School of Seven Bells


by Ron Hart

30 November 2008


Perhaps the wisest way to make yourself heard amongst the dearth of cultural lemmings that have descended upon New York City since the breakout of the Strokes is to sound absolutely nothing like anything going on in either Manhattan or Brooklyn at this very moment.

Upon his departure from his brother’s group The Secret Machines—who left Austin, Texas for NYC and found themselves in the center of a hype-riddled tsunami of press coverage and major label dalliances as the token psych band of the city scene—it would’ve been easy for Ben Curtis to just pick up and create a carbon copy of the Machines and their hazy Zepedelic swirl.

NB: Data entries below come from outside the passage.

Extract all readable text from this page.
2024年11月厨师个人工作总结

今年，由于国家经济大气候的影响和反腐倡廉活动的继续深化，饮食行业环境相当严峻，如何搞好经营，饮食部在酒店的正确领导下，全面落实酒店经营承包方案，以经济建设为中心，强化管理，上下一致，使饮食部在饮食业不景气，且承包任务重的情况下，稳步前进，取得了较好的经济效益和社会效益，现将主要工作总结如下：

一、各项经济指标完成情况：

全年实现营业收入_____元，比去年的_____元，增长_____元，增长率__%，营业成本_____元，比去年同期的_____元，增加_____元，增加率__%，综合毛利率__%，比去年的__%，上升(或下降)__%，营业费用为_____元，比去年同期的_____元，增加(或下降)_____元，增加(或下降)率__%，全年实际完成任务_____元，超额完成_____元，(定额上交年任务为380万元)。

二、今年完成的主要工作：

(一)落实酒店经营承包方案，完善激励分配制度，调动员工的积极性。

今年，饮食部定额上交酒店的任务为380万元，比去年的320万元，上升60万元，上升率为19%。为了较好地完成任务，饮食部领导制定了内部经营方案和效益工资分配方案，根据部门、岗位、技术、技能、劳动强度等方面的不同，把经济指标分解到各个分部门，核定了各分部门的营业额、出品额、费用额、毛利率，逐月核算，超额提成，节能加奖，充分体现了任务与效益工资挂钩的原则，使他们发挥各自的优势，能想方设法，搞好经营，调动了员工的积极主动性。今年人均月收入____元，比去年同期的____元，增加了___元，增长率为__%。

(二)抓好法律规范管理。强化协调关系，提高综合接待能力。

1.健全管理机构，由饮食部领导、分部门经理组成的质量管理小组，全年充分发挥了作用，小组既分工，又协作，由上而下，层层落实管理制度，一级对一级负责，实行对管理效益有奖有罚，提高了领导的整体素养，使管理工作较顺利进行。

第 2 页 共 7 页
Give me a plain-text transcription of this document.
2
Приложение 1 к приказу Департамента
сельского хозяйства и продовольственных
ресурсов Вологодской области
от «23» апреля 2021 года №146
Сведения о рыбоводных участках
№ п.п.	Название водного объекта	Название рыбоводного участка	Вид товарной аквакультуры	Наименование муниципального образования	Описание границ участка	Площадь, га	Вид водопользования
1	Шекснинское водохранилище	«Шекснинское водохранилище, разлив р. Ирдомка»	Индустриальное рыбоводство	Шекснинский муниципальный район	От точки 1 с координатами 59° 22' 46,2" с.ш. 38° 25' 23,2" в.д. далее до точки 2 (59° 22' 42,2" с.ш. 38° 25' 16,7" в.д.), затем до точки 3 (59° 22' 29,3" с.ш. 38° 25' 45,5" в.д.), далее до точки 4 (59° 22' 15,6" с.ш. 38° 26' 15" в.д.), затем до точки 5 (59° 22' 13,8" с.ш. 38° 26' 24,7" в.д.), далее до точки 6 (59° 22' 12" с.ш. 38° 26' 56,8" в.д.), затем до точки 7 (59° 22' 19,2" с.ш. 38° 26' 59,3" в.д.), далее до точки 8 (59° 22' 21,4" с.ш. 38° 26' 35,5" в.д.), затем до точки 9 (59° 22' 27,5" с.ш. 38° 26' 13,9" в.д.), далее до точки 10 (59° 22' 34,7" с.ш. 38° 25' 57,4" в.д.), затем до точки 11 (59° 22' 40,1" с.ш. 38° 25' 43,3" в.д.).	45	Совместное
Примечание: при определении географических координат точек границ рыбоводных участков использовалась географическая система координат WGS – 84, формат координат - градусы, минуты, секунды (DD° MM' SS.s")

Or perhaps even fall in line with the legions of new, young bands like Crystal Stilts and Vivian Girls, who are breathing new life into the Brooklyn landscape with a new sound hybrid stemming from a dualistic love affair with the Jesus and Mary Chain-style revisionism of Phil Spector’s Wall of Sound and old EMI acid rock. 

cover art

School of Seven Bells


(Ghostly International)
US: 28 Oct 2008
UK: 3 Nov 2008

Review [25.Nov.2008]

But in contrast, Curtis took a wholly opposite approach. Sure, he linked up with a pair of fellow luminaries from the late-‘90s/early-‘00s NYC rock scene, twin vocalists Claudia and Alejandra Deheza of the terribly underrated experimental pop group On! Air! Library!.  But the music they create as School of Seven Bells sounds absolutely nothing like anything that has represented the sound of New York City music, past or present.  Seamlessly combining elements of lush dream-pop in the realms of Heaven Or Las Vegas-era Cocteau Twins and mid-period Medicine with gratuitous elements of the skittering, off-kilter rhythms of the group’s friend and frequent collaborator Prefuse 73, SVIIB make good on the promise of their early seven-inches and EPs with this debut full-length for Ghostly International.

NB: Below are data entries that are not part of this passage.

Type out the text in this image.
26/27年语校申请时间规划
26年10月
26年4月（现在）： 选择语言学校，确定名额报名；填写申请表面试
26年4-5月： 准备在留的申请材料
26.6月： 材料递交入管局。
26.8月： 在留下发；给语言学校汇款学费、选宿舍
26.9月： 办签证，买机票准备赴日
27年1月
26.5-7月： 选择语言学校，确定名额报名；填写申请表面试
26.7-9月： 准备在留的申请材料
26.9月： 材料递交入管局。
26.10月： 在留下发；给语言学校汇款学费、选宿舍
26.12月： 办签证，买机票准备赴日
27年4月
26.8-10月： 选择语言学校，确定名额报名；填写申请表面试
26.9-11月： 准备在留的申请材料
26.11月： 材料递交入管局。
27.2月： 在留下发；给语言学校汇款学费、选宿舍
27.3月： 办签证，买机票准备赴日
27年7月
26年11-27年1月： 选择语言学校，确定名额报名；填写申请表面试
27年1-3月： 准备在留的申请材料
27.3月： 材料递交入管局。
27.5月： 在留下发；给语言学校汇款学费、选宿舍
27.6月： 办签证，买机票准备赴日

Alpinisms, upon first listen, sounds more European than Metropolitan, something you might listen to while cruising the Eurasian countryside in a Mini Cooper hatchback than trolling the streets of the Lower East Side in search of your old watering hole that somehow transformed itself into a designer clothing boutique.  The Deheza sisters are clearly the stars of the show here, singing in tandem atop Curtis’s atmospheric soundscapes, their lyrics implementing positive elements of the Eastern mysticism and counterbalancing it with the stoicism of American disconnection, particularly on tracks like “Half Asleep” and “Prince of Peace”, exuding bursts of positivity in both sound and sentence structure.

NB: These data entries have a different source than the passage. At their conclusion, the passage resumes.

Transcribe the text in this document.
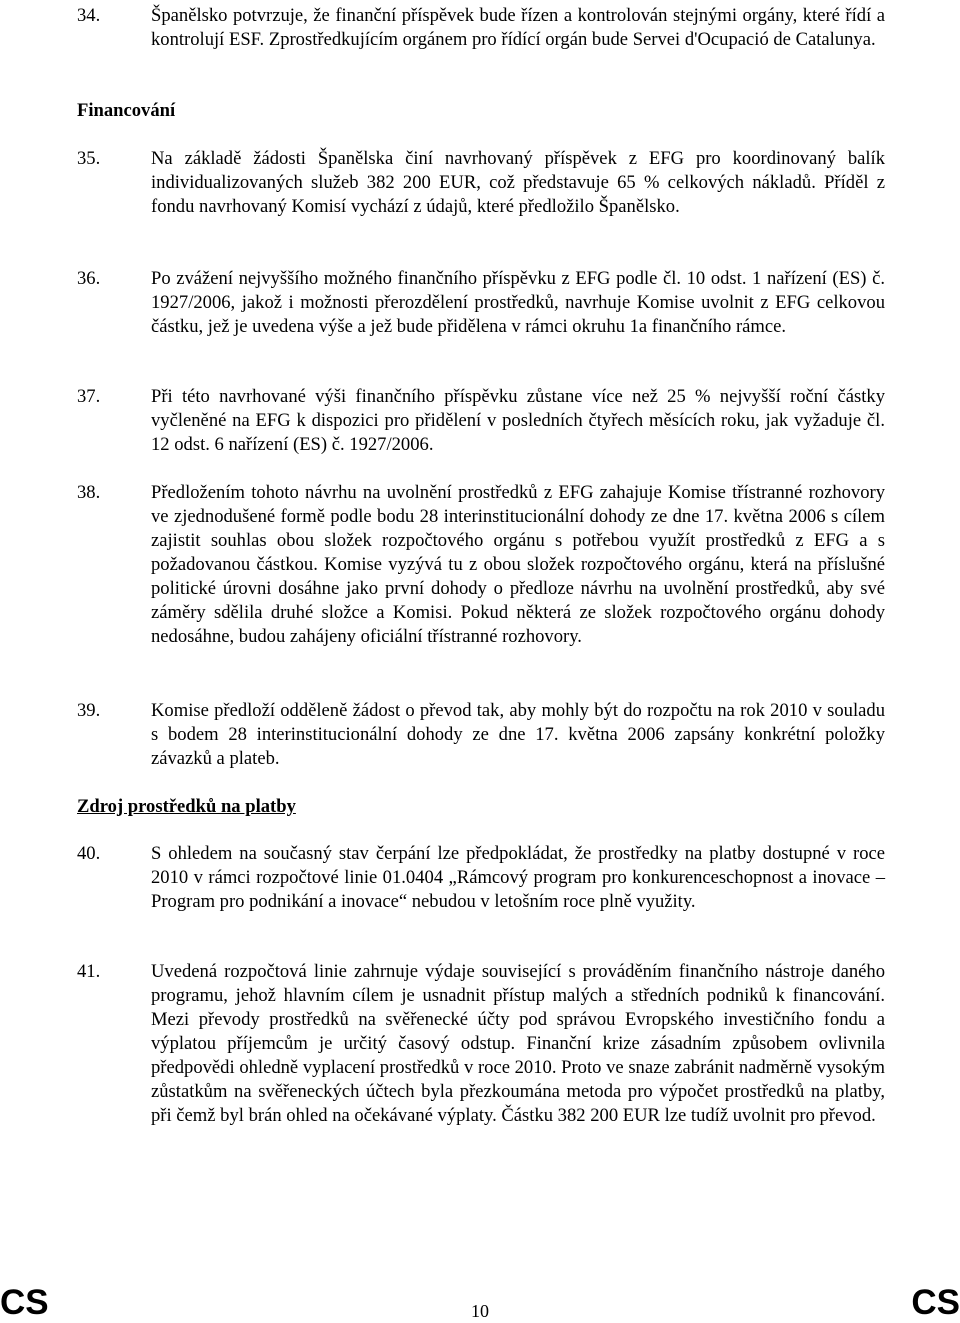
34.	Španělsko potvrzuje, že finanční příspěvek bude řízen a kontrolován stejnými orgány, které řídí a kontrolují ESF. Zprostředkujícím orgánem pro řídící orgán bude Servei d'Ocupació de Catalunya.
Financování
35.	Na základě žádosti Španělska činí navrhovaný příspěvek z EFG pro koordinovaný balík individualizovaných služeb 382 200 EUR, což představuje 65 % celkových nákladů. Příděl z fondu navrhovaný Komisí vychází z údajů, které předložilo Španělsko.
36.	Po zvážení nejvyššího možného finančního příspěvku z EFG podle čl. 10 odst. 1 nařízení (ES) č. 1927/2006, jakož i možnosti přerozdělení prostředků, navrhuje Komise uvolnit z EFG celkovou částku, jež je uvedena výše a jež bude přidělena v rámci okruhu 1a finančního rámce.
37.	Při této navrhované výši finančního příspěvku zůstane více než 25 % nejvyšší roční částky vyčleněné na EFG k dispozici pro přidělení v posledních čtyřech měsících roku, jak vyžaduje čl. 12 odst. 6 nařízení (ES) č. 1927/2006.
38.	Předložením tohoto návrhu na uvolnění prostředků z EFG zahajuje Komise třístranné rozhovory ve zjednodušené formě podle bodu 28 interinstitucionální dohody ze dne 17. května 2006 s cílem zajistit souhlas obou složek rozpočtového orgánu s potřebou využít prostředků z EFG a s požadovanou částkou. Komise vyzývá tu z obou složek rozpočtového orgánu, která na příslušné politické úrovni dosáhne jako první dohody o předloze návrhu na uvolnění prostředků, aby své záměry sdělila druhé složce a Komisi. Pokud některá ze složek rozpočtového orgánu dohody nedosáhne, budou zahájeny oficiální třístranné rozhovory.
39.	Komise předloží odděleně žádost o převod tak, aby mohly být do rozpočtu na rok 2010 v souladu s bodem 28 interinstitucionální dohody ze dne 17. května 2006 zapsány konkrétní položky závazků a plateb.
Zdroj prostředků na platby
40.	S ohledem na současný stav čerpání lze předpokládat, že prostředky na platby dostupné v roce 2010 v rámci rozpočtové linie 01.0404 „Rámcový program pro konkurenceschopnost a inovace – Program pro podnikání a inovace“ nebudou v letošním roce plně využity.
41.	Uvedená rozpočtová linie zahrnuje výdaje související s prováděním finančního nástroje daného programu, jehož hlavním cílem je usnadnit přístup malých a středních podniků k financování. Mezi převody prostředků na svěřenecké účty pod správou Evropského investičního fondu a výplatou příjemcům je určitý časový odstup. Finanční krize zásadním způsobem ovlivnila předpovědi ohledně vyplacení prostředků v roce 2010. Proto ve snaze zabránit nadměrně vysokým zůstatkům na svěřeneckých účtech byla přezkoumána metoda pro výpočet prostředků na platby, při čemž byl brán ohled na očekávané výplaty. Částku 382 200 EUR lze tudíž uvolnit pro převod.
CS	10	CS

There are times, however, where the music on Alpinisms tends to veer into the dreaded New Age category a little too closely for comfort, particularly during “Half Asleep” and “Chain”, two songs that certainly wouldn’t sound out of place pumping out of the PA system at the spa around the corner from your place that your girl visits for a shiatsu massage. But then there are times when the accidental New Ageyness of SVIIB’s sound creates happy accidents, like on the 11-plus-minute epic “Sempoternal/Amaranth”, which decompresses mid-song like Watermark-era Enya drowning in Pink Floyd’s “Careful With That Axe, Eugene”.

If different was what School of Seven Bells were going for, they have certainly achieved it in spades with Alpinisms.  To wit, nothing that has come out of the New York City music scene, be it 1978 or 2008, has ever sounded quite like this. And for that feat alone, SVIIB should be hailed as complete and total innovators.